Yes, yes, yes. I don’t think this can be emphasized enough and regrettably early Mormonism’s transnational history has been woefully understudied (though a handful of insightful studies on the subject exist). My own sense is that closer attention to British converts, their interaction with missionaries from America, subsequent conversions, and migrations to North America will yield a more diverse portrait of early Mormonism, one we don’t fully understand quite yet.
Nonetheless, one might still persist, something important happened in the American West. Brigham Young and subsequent LDS leaders shaped a Great Basin Zion that was, for several decades, a theocratic kingdom unto itself. Their patterns of living, economic systems, and family arrangements were unique and distinctively adapted to the material environment of the West. They achieved a remarkable level of interdependence and collective independence in their new home.While this narrative of origins is true, it also reflects the romanticized and hopeful account of LDS believers, and avoids the splintering of the Mormon movement that gave rise to alternate, much less “western” tales of development. One-third of the Mormons living in the vicinity of Nauvoo at the time of Joseph Smith, Jr.’s murder in 1844 did not venture to the far west. They set up shop in Iowa, in Michigan, in Ohio, and eventually even Texas. Some went home to Pennsylvania or New York, and reorganized there. Many Mormons considered themselves diasporic, waiting for the day when a return to the Zion of Missouri was possible. It’s not that the Utah story is not true; it just isn’t the whole story, and it is a tale told by the larger, ultimately more successful branch of the family tree.
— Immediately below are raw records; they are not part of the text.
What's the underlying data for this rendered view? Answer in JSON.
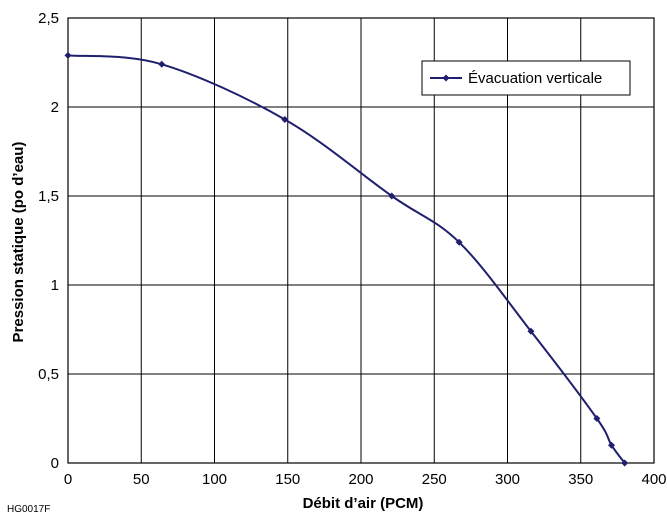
{
  "chart_data": {
    "type": "line",
    "xlabel": "Débit d’air (PCM)",
    "ylabel": "Pression statique (po d’eau)",
    "xlim": [
      0,
      400
    ],
    "ylim": [
      0,
      2.5
    ],
    "x_ticks": [
      "0",
      "50",
      "100",
      "150",
      "200",
      "250",
      "300",
      "350",
      "400"
    ],
    "y_ticks": [
      "0",
      "0,5",
      "1",
      "1,5",
      "2",
      "2,5"
    ],
    "grid": true,
    "legend_position": "top-right",
    "series": [
      {
        "name": "Évacuation verticale",
        "color": "#1f1f6e",
        "marker": "diamond",
        "smooth": true,
        "x": [
          0,
          64,
          148,
          221,
          267,
          316,
          361,
          371,
          380
        ],
        "y": [
          2.29,
          2.24,
          1.93,
          1.5,
          1.24,
          0.74,
          0.25,
          0.1,
          0.0
        ]
      }
    ]
  },
  "figure_code": "HG0017F"
}
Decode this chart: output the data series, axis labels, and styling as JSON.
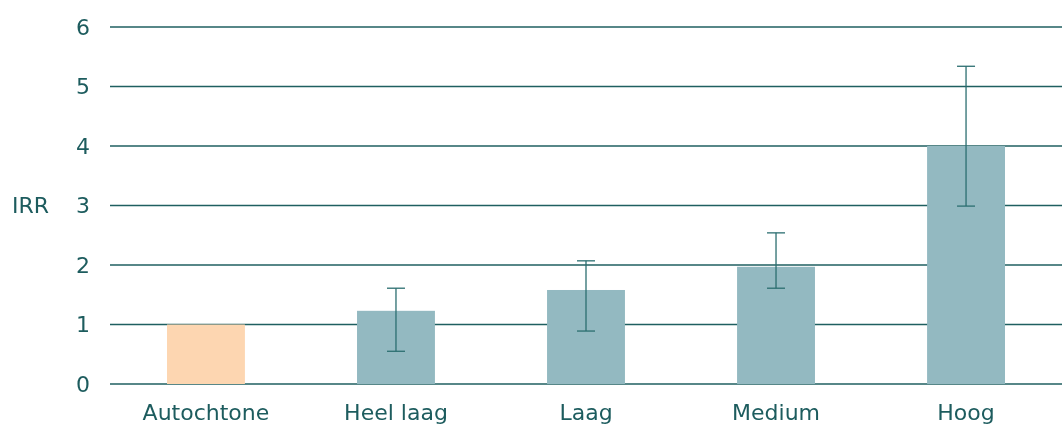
{
  "chart_data": {
    "type": "bar",
    "ylabel": "IRR",
    "categories": [
      "Autochtone",
      "Heel laag",
      "Laag",
      "Medium",
      "Hoog"
    ],
    "values": [
      1,
      1.23,
      1.58,
      1.97,
      4
    ],
    "colors": [
      "#fdd6b1",
      "#93b9c1",
      "#93b9c1",
      "#93b9c1",
      "#93b9c1"
    ],
    "errors": [
      null,
      [
        0.55,
        1.61
      ],
      [
        0.89,
        2.07
      ],
      [
        1.61,
        2.54
      ],
      [
        2.99,
        5.34
      ]
    ],
    "ylim": [
      0,
      6
    ],
    "yticks": [
      0,
      1,
      2,
      3,
      4,
      5,
      6
    ],
    "grid": true
  }
}
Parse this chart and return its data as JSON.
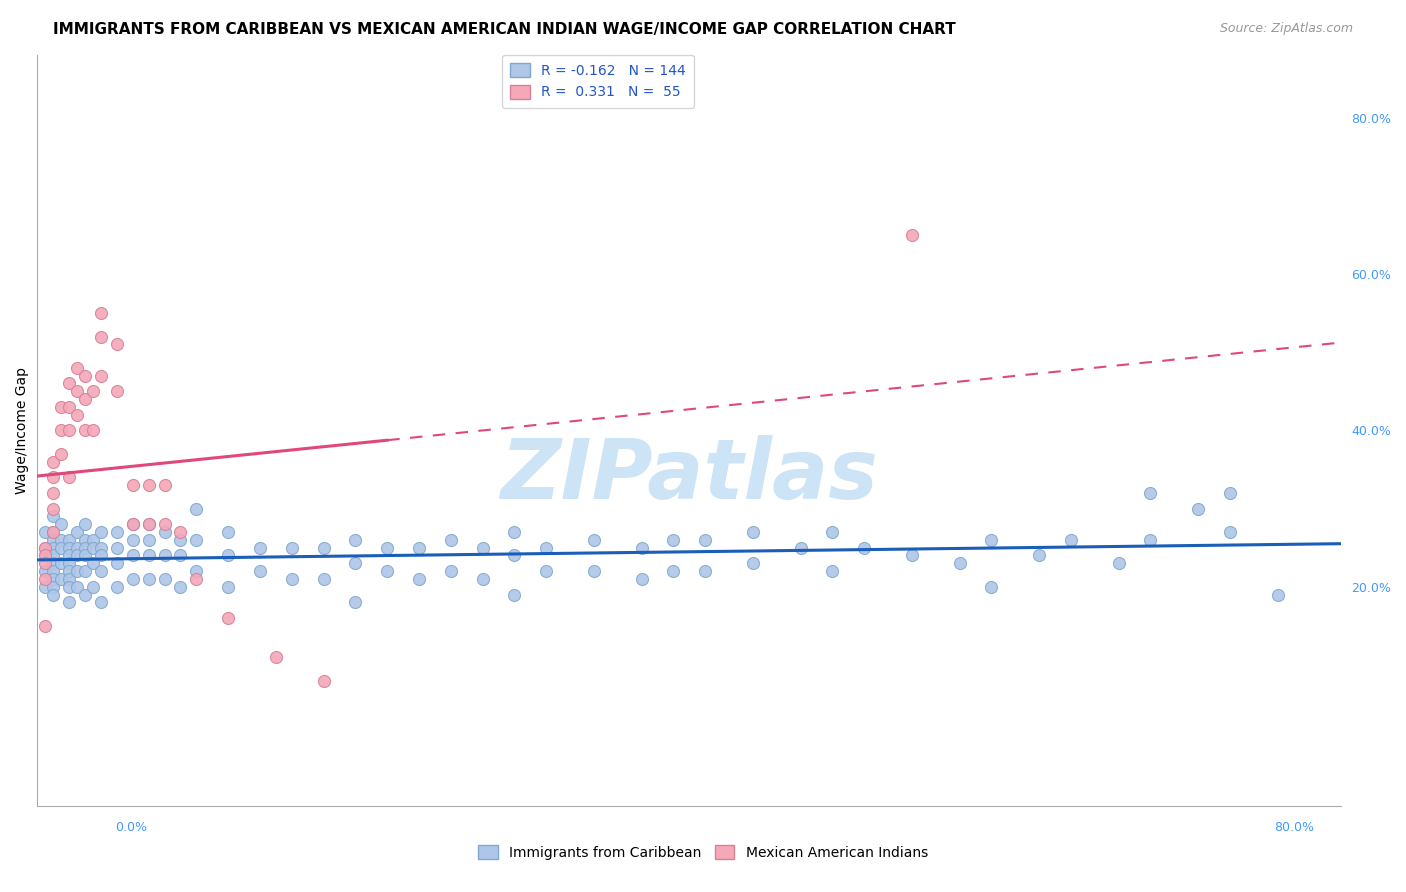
{
  "title": "IMMIGRANTS FROM CARIBBEAN VS MEXICAN AMERICAN INDIAN WAGE/INCOME GAP CORRELATION CHART",
  "source": "Source: ZipAtlas.com",
  "ylabel": "Wage/Income Gap",
  "legend_blue_label": "Immigrants from Caribbean",
  "legend_pink_label": "Mexican American Indians",
  "blue_R": -0.162,
  "blue_N": 144,
  "pink_R": 0.331,
  "pink_N": 55,
  "blue_color": "#aec6e8",
  "pink_color": "#f4a8b8",
  "blue_line_color": "#1a5eb8",
  "pink_line_color": "#e04878",
  "blue_edge_color": "#80a8d0",
  "pink_edge_color": "#d88098",
  "watermark": "ZIPatlas",
  "watermark_color": "#cce4f5",
  "xlim": [
    0.0,
    0.82
  ],
  "ylim": [
    -0.08,
    0.88
  ],
  "background_color": "#ffffff",
  "grid_color": "#cccccc",
  "title_fontsize": 11,
  "axis_fontsize": 10,
  "tick_fontsize": 9,
  "legend_fontsize": 10,
  "watermark_fontsize": 60,
  "source_fontsize": 9,
  "source_color": "#999999",
  "blue_scatter_x": [
    0.005,
    0.005,
    0.005,
    0.005,
    0.005,
    0.01,
    0.01,
    0.01,
    0.01,
    0.01,
    0.01,
    0.01,
    0.01,
    0.01,
    0.01,
    0.015,
    0.015,
    0.015,
    0.015,
    0.015,
    0.02,
    0.02,
    0.02,
    0.02,
    0.02,
    0.02,
    0.02,
    0.02,
    0.025,
    0.025,
    0.025,
    0.025,
    0.025,
    0.03,
    0.03,
    0.03,
    0.03,
    0.03,
    0.03,
    0.035,
    0.035,
    0.035,
    0.035,
    0.04,
    0.04,
    0.04,
    0.04,
    0.04,
    0.05,
    0.05,
    0.05,
    0.05,
    0.06,
    0.06,
    0.06,
    0.06,
    0.07,
    0.07,
    0.07,
    0.07,
    0.08,
    0.08,
    0.08,
    0.09,
    0.09,
    0.09,
    0.1,
    0.1,
    0.1,
    0.12,
    0.12,
    0.12,
    0.14,
    0.14,
    0.16,
    0.16,
    0.18,
    0.18,
    0.2,
    0.2,
    0.2,
    0.22,
    0.22,
    0.24,
    0.24,
    0.26,
    0.26,
    0.28,
    0.28,
    0.3,
    0.3,
    0.3,
    0.32,
    0.32,
    0.35,
    0.35,
    0.38,
    0.38,
    0.4,
    0.4,
    0.42,
    0.42,
    0.45,
    0.45,
    0.48,
    0.5,
    0.5,
    0.52,
    0.55,
    0.58,
    0.6,
    0.6,
    0.63,
    0.65,
    0.68,
    0.7,
    0.7,
    0.73,
    0.75,
    0.75,
    0.78
  ],
  "blue_scatter_y": [
    0.27,
    0.25,
    0.24,
    0.22,
    0.2,
    0.29,
    0.27,
    0.26,
    0.25,
    0.24,
    0.23,
    0.22,
    0.21,
    0.2,
    0.19,
    0.28,
    0.26,
    0.25,
    0.23,
    0.21,
    0.26,
    0.25,
    0.24,
    0.23,
    0.22,
    0.21,
    0.2,
    0.18,
    0.27,
    0.25,
    0.24,
    0.22,
    0.2,
    0.28,
    0.26,
    0.25,
    0.24,
    0.22,
    0.19,
    0.26,
    0.25,
    0.23,
    0.2,
    0.27,
    0.25,
    0.24,
    0.22,
    0.18,
    0.27,
    0.25,
    0.23,
    0.2,
    0.28,
    0.26,
    0.24,
    0.21,
    0.28,
    0.26,
    0.24,
    0.21,
    0.27,
    0.24,
    0.21,
    0.26,
    0.24,
    0.2,
    0.3,
    0.26,
    0.22,
    0.27,
    0.24,
    0.2,
    0.25,
    0.22,
    0.25,
    0.21,
    0.25,
    0.21,
    0.26,
    0.23,
    0.18,
    0.25,
    0.22,
    0.25,
    0.21,
    0.26,
    0.22,
    0.25,
    0.21,
    0.27,
    0.24,
    0.19,
    0.25,
    0.22,
    0.26,
    0.22,
    0.25,
    0.21,
    0.26,
    0.22,
    0.26,
    0.22,
    0.27,
    0.23,
    0.25,
    0.27,
    0.22,
    0.25,
    0.24,
    0.23,
    0.26,
    0.2,
    0.24,
    0.26,
    0.23,
    0.32,
    0.26,
    0.3,
    0.32,
    0.27,
    0.19
  ],
  "pink_scatter_x": [
    0.005,
    0.005,
    0.005,
    0.005,
    0.005,
    0.01,
    0.01,
    0.01,
    0.01,
    0.01,
    0.015,
    0.015,
    0.015,
    0.02,
    0.02,
    0.02,
    0.02,
    0.025,
    0.025,
    0.025,
    0.03,
    0.03,
    0.03,
    0.035,
    0.035,
    0.04,
    0.04,
    0.04,
    0.05,
    0.05,
    0.06,
    0.06,
    0.07,
    0.07,
    0.08,
    0.08,
    0.09,
    0.1,
    0.12,
    0.15,
    0.18,
    0.55
  ],
  "pink_scatter_y": [
    0.25,
    0.24,
    0.23,
    0.21,
    0.15,
    0.36,
    0.34,
    0.32,
    0.3,
    0.27,
    0.43,
    0.4,
    0.37,
    0.46,
    0.43,
    0.4,
    0.34,
    0.48,
    0.45,
    0.42,
    0.47,
    0.44,
    0.4,
    0.45,
    0.4,
    0.55,
    0.52,
    0.47,
    0.51,
    0.45,
    0.33,
    0.28,
    0.33,
    0.28,
    0.33,
    0.28,
    0.27,
    0.21,
    0.16,
    0.11,
    0.08,
    0.65
  ]
}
Others have stated the same before, and the John Whitmer Historical Association’s annual conferences and publications—continues to attract a number of insightful studies on “midwestern Mormons” and “prairie Saints,” but it bears repeating again and again. In a survey of the state of American religious historiography published in JAAR a couple of years ago (highlighted here) Paul Harvey and Kevin Schultz conclude with the following reflection on denominational studies:
What is missing from the recent historiography? There is plenty but here we will mention only a few omissions and underdeveloped areas worthy of future invetigation. … We need more books to explain, for example, the lineage of Presbyterianism, or the divisions within Methodism. … Only when these kinds of studies emerge will it be possible to envision a history of what people call “Maineline American Protestantism.” What is that? Is it a movement? A collection of denominations?
I would argue similarly that in order to fully understand Mormonism and what it is—a new world religion? a radical Protestant sect? something else altogether?—we need to pay closer attention to its historical lineage and the divisions within Mormonism (or Latter Day Saintism, if you prefer). And as Maffly-Kipp points out in her blog post, such an approach also forces us to ask important questions about Mormonism’s regional and religious identities:
Rather than taking an up or down vote (western or not? American or not?), perhaps we can turn the questions around. What is at stake for various parties (LDS, non-LDS, scholars of religion, scholars of the West, etc.) in using the label “western”? What does it stand in for? Why does it persist in the face of countervailing trends or descriptions?